Selenium-Playwright scraping command conversion reference¶
I've been using Selenium for automated scraping of interactive websites for hundreds if not thousands of years, but Playwright seems pretty good. Let's build a quick reference to compare the two.
Is Playwright better than Selenium?¶
Playwright is newer than Selenium, and oftentimes has better documentation. On the other hand, it's built for JavaScript and its Python usage is a little awkward compared to "normal" Python code.
Installation¶
Installation is slightly more difficult for Selenium, in that you need to install Selenium, a browser, and a webdriver, which is what talks to the browser. Playwright doesn't need a separate webdriver, but it does need a browser.
Basic imports¶
Selenium has approximately ten million imports. You don't necessarily need all of them, but if you're using dropdowns and waiting for the page to load and blah blah all sorts of particular things, they add up quickly.
Playwright has maybe two imports.
from selenium import webdriver
from selenium.webdriver.common.by import By
from selenium.webdriver.support.ui import WebDriverWait
from selenium.webdriver.support import expected_conditions as EC
from selenium.webdriver.support.ui import Select
from webdriver_manager.chrome import ChromeDriverManager
Basic setup and usage¶
In the Selenium example, we're going to use Webdriver Manager to automatically download the latest version of ChromeDriver for us. This is a great way to avoid having to manually download and install the driver.

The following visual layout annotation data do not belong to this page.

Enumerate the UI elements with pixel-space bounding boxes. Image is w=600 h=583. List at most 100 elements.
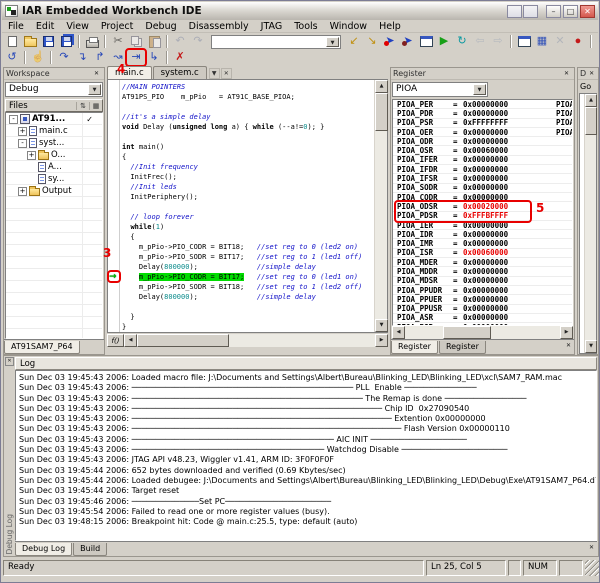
- editor-gutter[interactable]: →: [108, 80, 120, 332]
- scroll-right-icon[interactable]: ▶: [375, 334, 388, 347]
- menu-project[interactable]: Project: [95, 21, 140, 32]
- undo-icon[interactable]: ↶: [171, 34, 189, 49]
- register-row[interactable]: PIOA_ODR=0x00000000: [393, 137, 572, 146]
- previous-error-icon[interactable]: ⇦: [471, 34, 489, 49]
- scroll-left-icon[interactable]: ◀: [124, 334, 137, 347]
- register-hscrollbar[interactable]: ◀ ▶: [392, 326, 573, 339]
- files-tree[interactable]: -AT91...✓+main.c-syst...+O...A...sy...+O…: [5, 112, 103, 339]
- editor-vscrollbar[interactable]: ▲ ▼: [374, 80, 387, 332]
- register-row[interactable]: PIOA_PPUER=0x00000000: [393, 295, 572, 304]
- scrollbar-thumb[interactable]: [585, 107, 597, 135]
- tree-item[interactable]: +O...: [6, 149, 102, 161]
- tree-item[interactable]: -AT91...✓: [6, 113, 102, 125]
- menu-edit[interactable]: Edit: [30, 21, 60, 32]
- register-row[interactable]: PIOA_BSR=0x00000000: [393, 323, 572, 326]
- navigate-forward-icon[interactable]: ↘: [363, 34, 381, 49]
- register-row[interactable]: PIOA_IFER=0x00000000: [393, 156, 572, 165]
- inactive-window-button-2[interactable]: [523, 5, 538, 18]
- run-to-cursor-icon[interactable]: ⇥: [127, 50, 145, 65]
- log-tabs-close-icon[interactable]: ✕: [586, 543, 597, 553]
- register-row[interactable]: PIOA_SODR=0x00000000: [393, 184, 572, 193]
- register-row[interactable]: PIOA_CODR=0x00000000: [393, 193, 572, 202]
- title-bar[interactable]: IAR Embedded Workbench IDE – □ ✕: [2, 2, 598, 20]
- paste-icon[interactable]: [145, 34, 163, 49]
- tab-list-icon[interactable]: ▼: [209, 68, 220, 79]
- register-row[interactable]: PIOA_IDR=0x00000000: [393, 230, 572, 239]
- open-file-icon[interactable]: [21, 34, 39, 49]
- step-out-icon[interactable]: ↱: [91, 50, 109, 65]
- enable-breakpoint-icon[interactable]: ➤: [399, 34, 417, 49]
- menu-tools[interactable]: Tools: [288, 21, 323, 32]
- reset-icon[interactable]: ↺: [3, 50, 21, 65]
- columns-icon[interactable]: ▦: [89, 102, 102, 110]
- tab-register[interactable]: Register: [391, 341, 438, 354]
- scroll-up-icon[interactable]: ▲: [375, 80, 388, 93]
- toggle-breakpoint-icon[interactable]: ➤: [381, 34, 399, 49]
- sort-icon[interactable]: ⇅: [76, 102, 89, 110]
- register-title-bar[interactable]: Register ✕: [391, 68, 574, 80]
- register-row[interactable]: PIOA_ISR=0x00060000: [393, 249, 572, 258]
- code-area[interactable]: //MAIN POINTERSAT91PS_PIO m_pPio = AT91C…: [120, 80, 374, 332]
- workspace-window-icon[interactable]: ▦: [533, 34, 551, 49]
- compile-icon[interactable]: ↻: [453, 34, 471, 49]
- log-lines[interactable]: Sun Dec 03 19:45:43 2006: Loaded macro f…: [15, 370, 597, 541]
- log-close-icon[interactable]: ✕: [5, 357, 14, 366]
- register-row[interactable]: PIOA_IFSR=0x00000000: [393, 174, 572, 183]
- register-row[interactable]: PIOA_PPUSR=0x00000000: [393, 305, 572, 314]
- dropdown-icon[interactable]: ▼: [88, 84, 101, 95]
- tab-build[interactable]: Build: [73, 543, 107, 556]
- tree-expand-icon[interactable]: +: [27, 151, 36, 160]
- register-row[interactable]: PIOA_PPUDR=0x00000000: [393, 286, 572, 295]
- register-table[interactable]: PIOA_PER=0x00000000PIOAPIOA_PDR=0x000000…: [392, 99, 573, 326]
- cut-icon[interactable]: ✂: [109, 34, 127, 49]
- configuration-combo[interactable]: Debug ▼: [5, 82, 103, 97]
- workspace-close-icon[interactable]: ✕: [91, 69, 102, 79]
- menu-file[interactable]: File: [2, 21, 30, 32]
- tree-item[interactable]: A...: [6, 161, 102, 173]
- disassembly-close-icon[interactable]: ✕: [586, 69, 597, 79]
- scroll-down-icon[interactable]: ▼: [375, 319, 388, 332]
- scrollbar-thumb[interactable]: [375, 93, 388, 131]
- register-row[interactable]: PIOA_MDER=0x00000000: [393, 258, 572, 267]
- register-row[interactable]: PIOA_MDSR=0x00000000: [393, 277, 572, 286]
- tree-item[interactable]: -syst...: [6, 137, 102, 149]
- editor-close-icon[interactable]: ✕: [221, 68, 232, 79]
- register-close-icon[interactable]: ✕: [561, 69, 572, 79]
- scrollbar-track[interactable]: [585, 135, 596, 340]
- editor-tab-system-c[interactable]: system.c: [153, 66, 207, 79]
- menu-jtag[interactable]: JTAG: [255, 21, 289, 32]
- scrollbar-thumb[interactable]: [137, 334, 229, 347]
- disassembly-vscrollbar[interactable]: ▲ ▼: [584, 94, 596, 353]
- resize-grip[interactable]: [585, 560, 599, 576]
- scroll-up-icon[interactable]: ▲: [585, 94, 597, 107]
- step-into-icon[interactable]: ↴: [73, 50, 91, 65]
- save-all-icon[interactable]: [57, 34, 75, 49]
- log-drag-strip[interactable]: ✕ Debug Log: [4, 356, 15, 556]
- scrollbar-thumb[interactable]: [443, 326, 491, 339]
- stop-debugging-icon[interactable]: ✗: [171, 50, 189, 65]
- scroll-right-icon[interactable]: ▶: [560, 326, 573, 339]
- register-row[interactable]: PIOA_ASR=0x00000000: [393, 314, 572, 323]
- debug-without-downloading-icon[interactable]: ◉: [595, 34, 600, 49]
- register-row[interactable]: PIOA_PDSR=0xFFFBFFFF: [393, 212, 572, 221]
- navigate-backward-icon[interactable]: ↙: [345, 34, 363, 49]
- redo-icon[interactable]: ↷: [189, 34, 207, 49]
- scrollbar-track[interactable]: [375, 131, 387, 319]
- minimize-button[interactable]: –: [546, 5, 561, 18]
- editor-tab-main-c[interactable]: main.c: [107, 66, 152, 79]
- close-button[interactable]: ✕: [580, 5, 595, 18]
- tree-item[interactable]: +main.c: [6, 125, 102, 137]
- inactive-window-button-1[interactable]: [507, 5, 522, 18]
- print-icon[interactable]: [83, 34, 101, 49]
- function-list-button[interactable]: f(): [107, 334, 124, 347]
- step-over-icon[interactable]: ↷: [55, 50, 73, 65]
- copy-icon[interactable]: [127, 34, 145, 49]
- maximize-button[interactable]: □: [563, 5, 578, 18]
- new-window-icon[interactable]: [515, 34, 533, 49]
- tree-expand-icon[interactable]: +: [18, 127, 27, 136]
- workspace-project-tab[interactable]: AT91SAM7_P64: [4, 341, 80, 354]
- tree-expand-icon[interactable]: -: [9, 115, 18, 124]
- tree-expand-icon[interactable]: -: [18, 139, 27, 148]
- scroll-left-icon[interactable]: ◀: [392, 326, 405, 339]
- new-file-icon[interactable]: [3, 34, 21, 49]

Showing the browser window¶
Sometimes you want to see the browser while you're scraping. It's useful for debugging, and it's also useful for seeing if you're getting blocked by a CAPTCHA or something. It also feels pretty cool to watch the browser do its thing.
Hiding the browser window (headless)¶
Running "headless" (hiding the browser window) is a good way to make your scraping faster and more efficient.
Why does playwright have
await
all over the place, while Selenium doesn't?Playwright is asynchronous, which means that it can do multiple things at once. This is great for scraping, because it means that you can do things like click a button and then wait for the page to load at the same time. However, it also means that you have to use
await
to tell the program to wait for the asynchronous function to finish before moving on to the next line of code. This is why you seeawait
everywhere in the Playwright code.Basically: put
await
everywhere and it will probably work.
Visiting pages¶
Description | Selenium | Playwright |
---|---|---|
Open a browser | driver = webdriver.Chrome() |
browser = await playwright.chromium.launch() |
Open a headless browser | driver = webdriver.Chrome(options=options) |
browser = await playwright.chromium.launch(headless=True) |
Visit a URL | driver.get('https://www.washingtonpost.com') |
await page.goto('https://www.washingtonpost.com') |
Wait for page to fully load | n/a |
await page.goto("https://www.washingtonpost.com", wait_until="networkidle") |
Wait for element to show up on page | WebDriverWait(driver, 10).until(EC.presence_of_element_located((By.CSS_SELECTOR, 'table.results'))) |
await page.locator('table.results').wait_for() |
Wait for a page to load (with timeout) | WebDriverWait(driver, 10).until(EC.presence_of_element_located((By.CSS_SELECTOR, 'table.results'))) |
await page.locator('table.results', { timeout: 10000 }.wait_for() |
Give the page HTML to BeautifulSoup | doc = BeautifulSoup(driver.page_source, 'html.parser') |
doc = BeautifulSoup(await page.content(), 'html.parser') |
Selecting elements on the page¶
Description | Selenium | Playwright |
---|---|---|
Find element by CSS selector | driver.find_element(By.CSS_SELECTOR, 'button.submit') |
await page.locator('button.submit') |
Selecting multiple elements by CSS selector | driver.find_elements(By.CSS_SELECTOR, '.row') |
await page.locator('.row') |
Find element by XPath | driver.find_element(By.XPATH, '//button') |
await page.locator('//button') |
Find element by complete text | driver.find_element(By.LINK_TEXT, 'Click me') |
await page.locator('text=Click me') |
Find element by partial text | driver.find_element(By.PARTIAL_LINK_TEXT, 'Click me') |
await page.locator('a:has-text("Click me")') |
Find element by partial text in href attribute |
driver.find_element(By.CSS_SELECTOR, 'a[href*="url-to-somewhere"]') |
await page.locator('a[href*="url-to-somewhere"]') |
Interacting with the page¶
Description | Selenium | Playwright |
---|---|---|
Click a button | driver.find_element(By.CSS_SELECTOR, 'button').click() |
await page.click('button') or await button.click() |
Fill a form | driver.find_element(By.CSS_SELECTOR, 'input.name').send_keys('My name') |
await page.fill('input.name', 'My name') |
Select an option | Select(driver.find_element(By.CSS_SELECTOR, 'select#company')).select_by_value('Pigeons LLC') |
await page.select_option('select#company', 'Pigeons LLC') |
Switching to a newly opened tab | driver.switch_to.window(driver.window_handles[-1]) |
it depends |
The Playwright docs have a great page on "multi-page scenarios," include handling new pages and popups
Closing the browser¶
Description | Selenium | Playwright |
---|---|---|
Close the browser | driver.quit() |
await browser.close() |